Mensen die geestelijk ‘weinig flexibel’ zijn of sterke waarden hanteren, kunnen wel flinke stress ervaren wanneer ze te maken krijgen met tegenstrijdige gedachten. Voor hun is het in veel gevallen de uitdaging om hun verwachtingen bij te stellen en hun principes ‘in enige mate’ opzij te zetten.
Kritische evaluatie
In de loop der jaren is er veel onderzoek gedaan naar cognitieve dissonantie, met interessante en soms onverwachte bevindingen. Het is een theorie met zeer brede toepassingen, die aantoont dat we streven naar consistentie tussen attitudes en gedragingen, en dat we er niet voor schuwen om de afweermechanismen toe te passen om het onbehaaglijke gevoel te verminderen.

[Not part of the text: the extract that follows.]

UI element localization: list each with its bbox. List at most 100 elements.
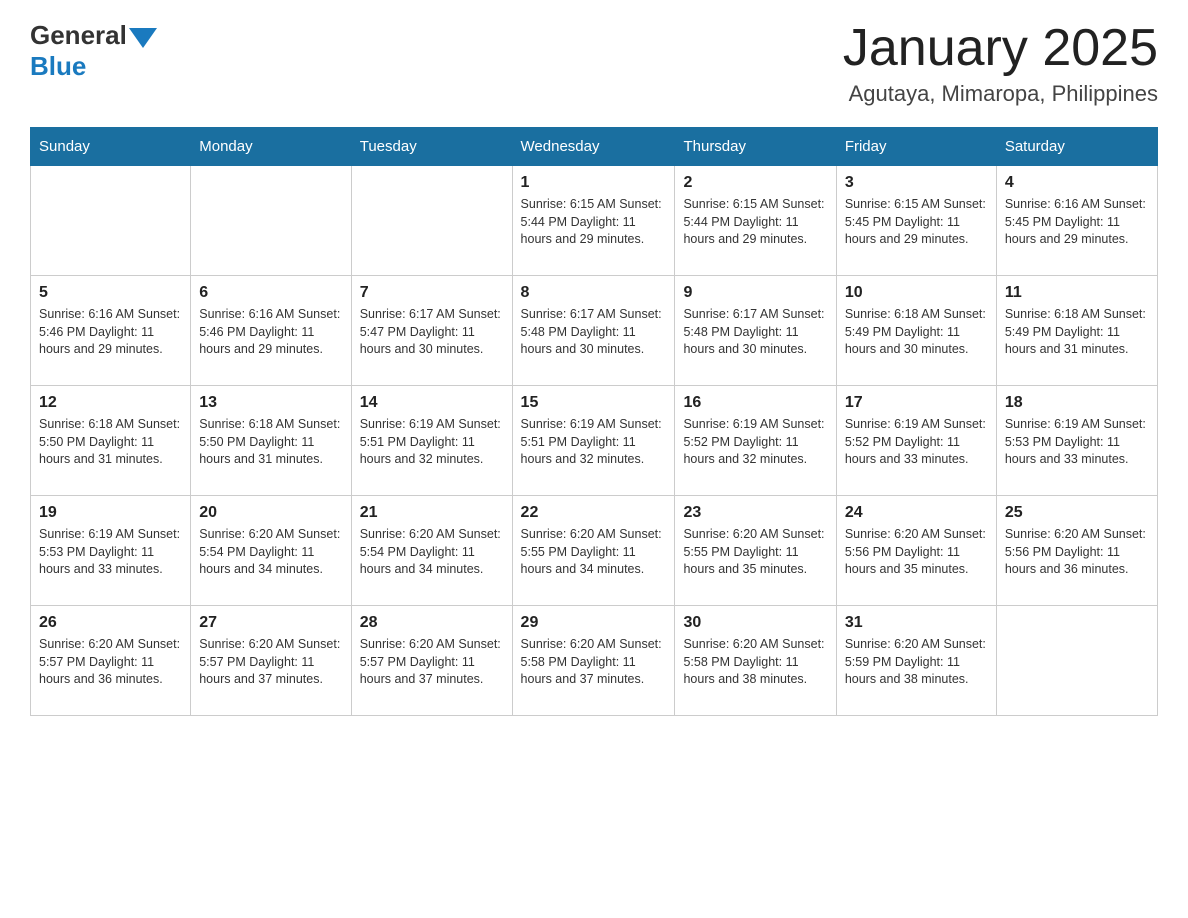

De ervaring van cognitieve dissonantie is in de praktijk goed te testen. Vanuit wetenschappelijk oogpunt is dit lastiger omdat we cognitieve dissonantie natuurlijk niet fysiek kunnen waarnemen en het dus niet objectief meetbaar is.
Ook is het begrip dissonantie vrij vaag. Is het een perceptie zoals ‘cognitief’ suggereert? Of is het een subjectief gevoel over de perceptie? Wanneer je de definitie van dissonantie opzoekt, vind je ook de term ‘wanklank’ en zo kun je deze misschien wel het best zien: verschillende klanken (tegenstrijdige gedachten/gevoelens) die een kakofonie (cognitieve dissonantie) veroorzaken.
Emotionele dissonantie
Terwijl cognitieve dissonantie betrekking heeft op gedachten (brein), verwijst emotionele dissonantie naar de innerlijke spanning of het conflict dat ontstaat wanneer iemand tegenstrijdige emoties, overtuigingen of attitudes ervaart. Dit fenomeen doet zich voor wanneer iemand zich bewust is van een inconsistentie tussen gevoelens, gedachten en overtuigingen. Dit kan leiden tot een ongemakkelijk gevoel, verwarring en in hoge mate zelfs tot stress. Emotionele dissonantie kan optreden in verschillende situaties, zoals:
In de liefde: Stel je voor dat iemand een langdurige relatie heeft, maar verliefd wordt op iemand anders. Ze voelen zich schuldig en verward vanwege hun tegenstrijdige emoties: liefde voor hun eigen partner, maar ook de aantrekking tot een ander. Dit kan leiden tot emotionele dissonantie.
Op het werk: Iemand die een hekel heeft aan zijn werk, maar toch positief praat over het werk tegenover anderen, ervaart emotionele dissonantie. De gevoelens ten opzichte van het werk zijn niet congruent met het uiten van positieve meningen.